Athletes don’t take menstrual delay pills very often. However, due to religious reasons, women during menstruation are prevented from participating in religious activities. That is why many family women are taking it more and more continuously.
“God doesn’t say don’t worship me or engage in religious activities during menstruation. So don’t play with your health with false beliefs,” says Dr Gowri.
Tripti Desai of the Bhumatha sect, who came to limelight through the temple entry movement, is of the same opinion.
“Menstruation is not impure. It is given by nature.

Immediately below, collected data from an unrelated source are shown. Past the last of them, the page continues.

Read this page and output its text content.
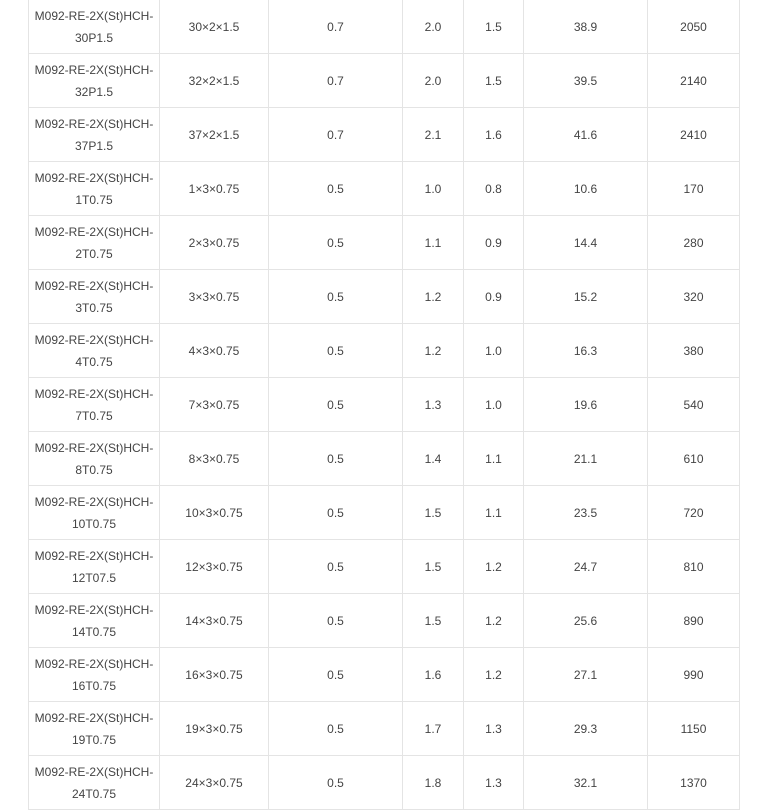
M092-RE-2X(St)HCH-
30P1.5	30×2×1.5	0.7	2.0	1.5	38.9	2050

M092-RE-2X(St)HCH-
32P1.5	32×2×1.5	0.7	2.0	1.5	39.5	2140

M092-RE-2X(St)HCH-
37P1.5	37×2×1.5	0.7	2.1	1.6	41.6	2410

M092-RE-2X(St)HCH-
1T0.75	1×3×0.75	0.5	1.0	0.8	10.6	170

M092-RE-2X(St)HCH-
2T0.75	2×3×0.75	0.5	1.1	0.9	14.4	280

M092-RE-2X(St)HCH-
3T0.75	3×3×0.75	0.5	1.2	0.9	15.2	320

M092-RE-2X(St)HCH-
4T0.75	4×3×0.75	0.5	1.2	1.0	16.3	380

M092-RE-2X(St)HCH-
7T0.75	7×3×0.75	0.5	1.3	1.0	19.6	540

M092-RE-2X(St)HCH-
8T0.75	8×3×0.75	0.5	1.4	1.1	21.1	610

M092-RE-2X(St)HCH-
10T0.75	10×3×0.75	0.5	1.5	1.1	23.5	720

M092-RE-2X(St)HCH-
12T07.5	12×3×0.75	0.5	1.5	1.2	24.7	810

M092-RE-2X(St)HCH-
14T0.75	14×3×0.75	0.5	1.5	1.2	25.6	890

M092-RE-2X(St)HCH-
16T0.75	16×3×0.75	0.5	1.6	1.2	27.1	990

M092-RE-2X(St)HCH-
19T0.75	19×3×0.75	0.5	1.7	1.3	29.3	1150

M092-RE-2X(St)HCH-
24T0.75	24×3×0.75	0.5	1.8	1.3	32.1	1370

It should be accepted with joy. Women do not go to temple during menstruation. Taking pills to delay menstruation during festivals is absolutely wrong.
I have attended several aartis of Lord Ganesha during my period. Even if I am menstruating, I will go. I can’t say I can’t come because I’m on my period. Such acts of untouchability must stop,” says Tripti Desai.
God is not angry
DK Soman, editor of Almanac, asserts that there is no theology that prohibits women from doing religious work during menstruation.
“Earlier it was customary for women to stay away to feel comfortable and maintain cleanliness. But now that is not necessary. Let’s say there is only one woman in the house. Shouldn’t she cook when her period comes? She should cook the offerings for the gods,” she says.
He also said, “When giving prasad, we put tulsi leaves and sanctify it to God. Therefore, there is no problem in giving prasad in the temple. Similarly, there is no problem in worshiping God.”
“If women are taking pills to prolong their periods, it is absolutely wrong. God is not angry. Remember He is forgiving. Religious people are scaring people, especially women. God will stop them. Don’t harm your health,” he added.
“Taking pills, but I don’t care”
Megha, who works in a senior position in a private company, says that she has taken these pills while doing such household chores but has not experienced any side effects.
“I don’t believe in taboos during worship. But my mother-in-law does. I take pills for her satisfaction. I took them on my mother-in-law’s advice when I went to see our deity. I don’t have any problems,” she said.
While experts differ on whether these pills cause side effects, there is also the question of whether women are willing to risk their health for chronic, unhealthy habits.